L’incidente Vercel è un monito per ogni CIO: le app AI nei vostri tenant hanno accesso a tutto

Vercel, la società che ha creato e mantiene il framework open-source Next.js, ha pubblicato un security bulletin in cui ha ammesso accessi non autorizzati ad alcuni sistemi interni e la compromissione delle credenziali di un sottoinsieme di clienti. La risposta immediata è stata quella canonica tra notifica agli interessati, rotazione obbligatoria delle credenziali e attivazione di misure di monitoraggio rafforzato. I servizi, precisa l’azienda, sono comunque rimasti operativi per tutto il tempo.
L’aspetto più interessante della vicenda non riguarda però direttamente Vercel. L’origine dell’incidente è infatti esterna e deriva da un dipendente dell’azienda che usava Context.ai (uno strumento AI di terze parti) con il proprio account Google Workspace aziendale. È da lì che tutto ha avuto inizio.
Context.ai aveva già subito un attacco a marzo, quando un attore non autorizzato aveva ottenuto accesso al suo ambiente AWS. L’azienda aveva ingaggiato CrowdStrike per l’indagine forense e chiuso l’infrastruttura compromessa, ritenendo di aver contenuto il danno. Solo ad aprile, ricevute informazioni da Vercel, ha scoperto che durante quell’incidente erano stati probabilmente sottratti anche token OAuth appartenenti ad alcuni utenti consumer del proprio prodotto AI Office Suite.
Uno di quegli utenti era, appunto, un dipendente Vercel.

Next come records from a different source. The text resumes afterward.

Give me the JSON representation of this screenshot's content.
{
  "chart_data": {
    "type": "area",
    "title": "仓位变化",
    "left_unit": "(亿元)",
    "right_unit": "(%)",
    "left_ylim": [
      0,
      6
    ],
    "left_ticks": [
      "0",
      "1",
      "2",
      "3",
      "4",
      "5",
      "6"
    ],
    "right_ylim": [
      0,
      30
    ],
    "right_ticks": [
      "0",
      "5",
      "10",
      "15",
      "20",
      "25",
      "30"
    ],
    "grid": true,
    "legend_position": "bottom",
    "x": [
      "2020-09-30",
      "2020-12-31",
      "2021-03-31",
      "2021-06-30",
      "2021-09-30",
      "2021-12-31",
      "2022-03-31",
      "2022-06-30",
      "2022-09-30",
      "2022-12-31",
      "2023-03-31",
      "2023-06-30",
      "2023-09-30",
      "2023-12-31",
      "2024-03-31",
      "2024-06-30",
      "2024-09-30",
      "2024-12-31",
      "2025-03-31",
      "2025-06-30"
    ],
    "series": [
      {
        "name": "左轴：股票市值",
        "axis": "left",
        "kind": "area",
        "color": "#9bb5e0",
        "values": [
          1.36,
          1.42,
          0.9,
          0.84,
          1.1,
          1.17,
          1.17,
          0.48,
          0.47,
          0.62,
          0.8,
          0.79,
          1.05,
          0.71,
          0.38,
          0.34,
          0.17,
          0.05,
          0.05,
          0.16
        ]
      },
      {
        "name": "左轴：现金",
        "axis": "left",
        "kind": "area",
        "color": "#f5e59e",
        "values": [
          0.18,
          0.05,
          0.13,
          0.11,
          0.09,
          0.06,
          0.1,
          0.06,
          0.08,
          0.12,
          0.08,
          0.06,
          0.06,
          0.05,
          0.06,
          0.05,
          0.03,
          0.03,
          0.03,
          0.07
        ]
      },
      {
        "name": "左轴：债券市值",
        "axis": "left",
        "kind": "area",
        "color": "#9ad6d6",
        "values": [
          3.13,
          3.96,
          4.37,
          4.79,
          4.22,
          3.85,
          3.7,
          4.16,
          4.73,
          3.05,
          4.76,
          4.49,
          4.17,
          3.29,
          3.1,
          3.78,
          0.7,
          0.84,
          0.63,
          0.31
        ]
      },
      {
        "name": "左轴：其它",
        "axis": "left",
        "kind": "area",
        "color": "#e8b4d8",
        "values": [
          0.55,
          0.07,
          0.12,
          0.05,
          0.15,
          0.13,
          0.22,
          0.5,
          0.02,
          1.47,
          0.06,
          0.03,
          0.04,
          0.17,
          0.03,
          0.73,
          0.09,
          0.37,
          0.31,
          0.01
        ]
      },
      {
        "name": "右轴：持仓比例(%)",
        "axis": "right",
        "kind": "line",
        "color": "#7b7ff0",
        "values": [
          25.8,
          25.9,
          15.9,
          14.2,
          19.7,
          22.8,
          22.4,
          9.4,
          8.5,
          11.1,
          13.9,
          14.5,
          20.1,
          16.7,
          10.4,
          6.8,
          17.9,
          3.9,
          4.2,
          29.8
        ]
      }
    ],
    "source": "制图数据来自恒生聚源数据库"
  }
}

Visto che AI Office Suite offre agli utenti la possibilità di connettere agenti AI alle proprie applicazioni esterne tramite OAuth, questo dipendente aveva concesso i permessi usando il proprio account Google Workspace enterprise con impostazione “Allow All”. L’attaccante, in possesso del token OAuth compromesso, ha sfruttato quella connessione per prendere il controllo dell’account Google Workspace del dipendente e, da lì, accedere ad alcuni ambienti Vercel e alle relative variabili d’ambiente non contrassegnate come “sensitive”.
Quello che emerge dalla ricostruzione è una sequenza di decisioni sbagliate distribuite su più livelli e più attori. Context.ai ha gestito male la propria infrastruttura di sicurezza e l’indagine di CrowdStrike non ha identificato in tempo la compromissione dei token OAuth. Dal canto suo, Vercel non aveva configurazioni sufficientemente restrittive sul proprio Google Workspace enterprise, permettendo che un account dipendente potesse concedere permessi così ampi a un servizio esterno. Il dipendente stesso ha usato credenziali aziendali per accedere a un prodotto consumer senza che esistessero blocchi tecnici a impedirlo.
Nessuno di questi errori, preso singolarmente, sarebbe necessariamente fatale, ma insieme hanno costruito un percorso che un attaccante ha saputo percorrere dall’inizio alla fine.
La vicenda è insomma un caso di studio su un vettore di rischio che gli esperti di infosec segnalano da mesi, ovvero la proliferazione di strumenti AI agentici che richiedono accesso delegato ad applicazioni esterne attraverso OAuth o meccanismi simili. Ogni connessione di questo tipo è una superficie d’attacco potenziale e la logica del “Allow All”, comoda per l’utente finale ma potenzialmente catastrofica in caso di compromissione del token, amplifica il raggio d’azione di qualsiasi attaccante che riesca a impossessarsi di quelle credenziali.